You buy it from a wire distributer. Quabin makes some as well as other vendors, you can buy it from Graybar or AmeriCable or any number of distributers. I suppose T1 is specialized enough to not have Home Depot carry ABAM cable. You ground one end (and only one end) to your ground at the panel. Any backerboard dealing with telco should have a ground somewhere for the telco guys.

I've run 100's of T1s like this. Just keep the receive and transmit pairs in seperate wire bundles if you have several to cut down on cross-talk. Cat5 isn't needed, its harder to punch down than voice grade stuff. Typically, I'd put in two voice-grade or cat3 25-pair bundles from one location to the next and put them on both sides of the 66-block or two rows of a 110 block.

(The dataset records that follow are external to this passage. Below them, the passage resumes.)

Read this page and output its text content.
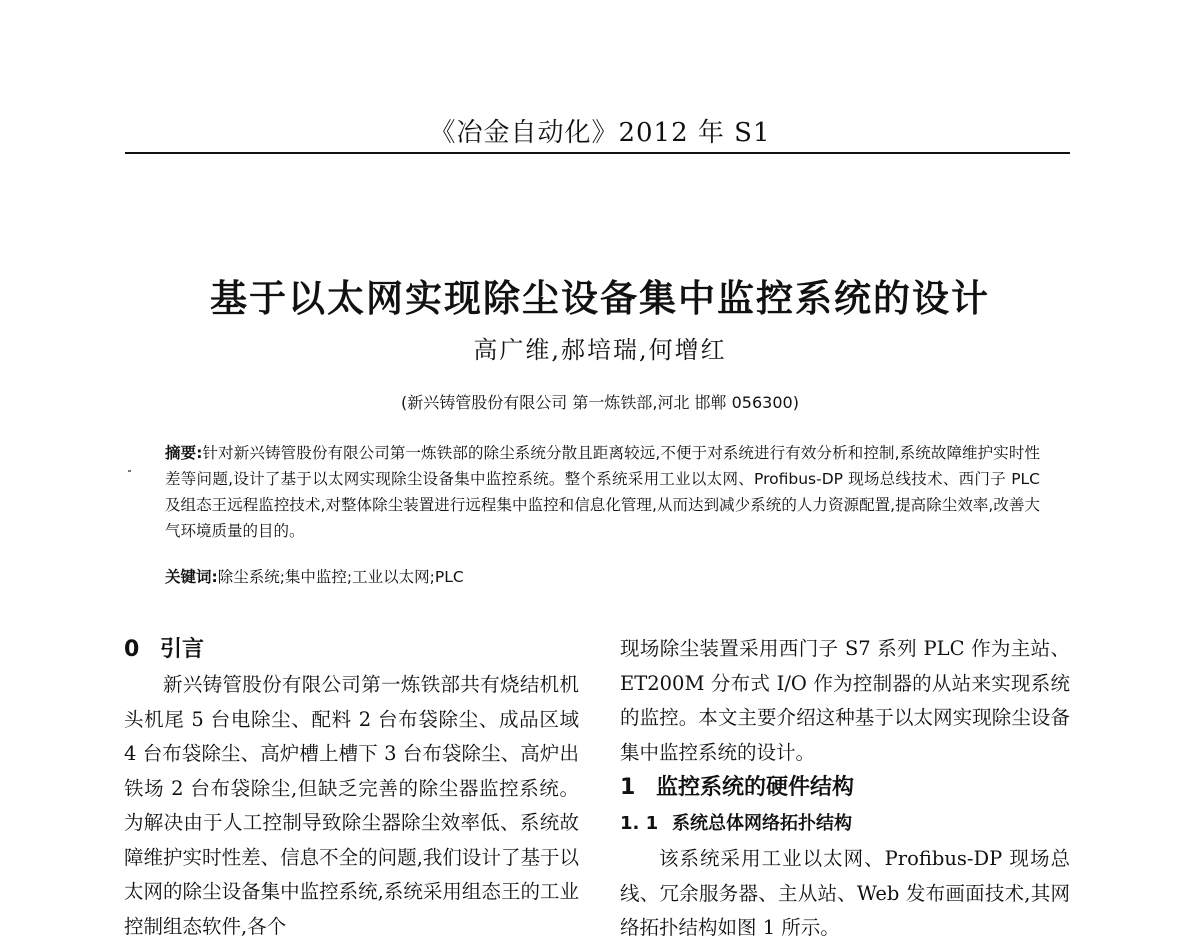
《冶金自动化》2012 年 S1
基于以太网实现除尘设备集中监控系统的设计
高广维,郝培瑞,何增红
(新兴铸管股份有限公司 第一炼铁部,河北 邯郸 056300)
摘要:针对新兴铸管股份有限公司第一炼铁部的除尘系统分散且距离较远,不便于对系统进行有效分析和控制,系统故障维护实时性差等问题,设计了基于以太网实现除尘设备集中监控系统。整个系统采用工业以太网、Profibus-DP 现场总线技术、西门子 PLC 及组态王远程监控技术,对整体除尘装置进行远程集中监控和信息化管理,从而达到减少系统的人力资源配置,提高除尘效率,改善大气环境质量的目的。
关键词:除尘系统;集中监控;工业以太网;PLC
0 引言

新兴铸管股份有限公司第一炼铁部共有烧结机机头机尾 5 台电除尘、配料 2 台布袋除尘、成品区域 4 台布袋除尘、高炉槽上槽下 3 台布袋除尘、高炉出铁场 2 台布袋除尘,但缺乏完善的除尘器监控系统。为解决由于人工控制导致除尘器除尘效率低、系统故障维护实时性差、信息不全的问题,我们设计了基于以太网的除尘设备集中监控系统,系统采用组态王的工业控制组态软件,各个

现场除尘装置采用西门子 S7 系列 PLC 作为主站、ET200M 分布式 I/O 作为控制器的从站来实现系统的监控。本文主要介绍这种基于以太网实现除尘设备集中监控系统的设计。

1 监控系统的硬件结构
1. 1 系统总体网络拓扑结构

该系统采用工业以太网、Profibus-DP 现场总线、冗余服务器、主从站、Web 发布画面技术,其网络拓扑结构如图 1 所示。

The 25-pair is how all the LECs in the area do it too. I have only seen ABAM cable a very few times out in the field outside the LEC CO.

Sounds harder, but then again, I really hate CHAMP connectors. One of the abominations of the telco world. I can teach somebody how to punch in 30 minutes. Of course, it takes a bit more to get into the groove of it, but its not hard. Go with 110s. I think they are easier to start with once you understand how to use them.

I'd run two 25-pair voice-grade between the two locations for your voice/T1 circuits. Then leave the individual cat5 runs for ethernet, but maybe clean them up some. 25-pair cat-5 is heavy, expensive, thick (about 1" in diameter) and rare/special order. I've never seen a

50-pair cat5. You'll want to stick with seperate cat5 for ethernet runs.
Reply to
Doug McIntyre

Thanks a ton for the intelligible reply - this is exactly the kind of advice I was looking for. It sounds like you're out there doing it and know what's really being done.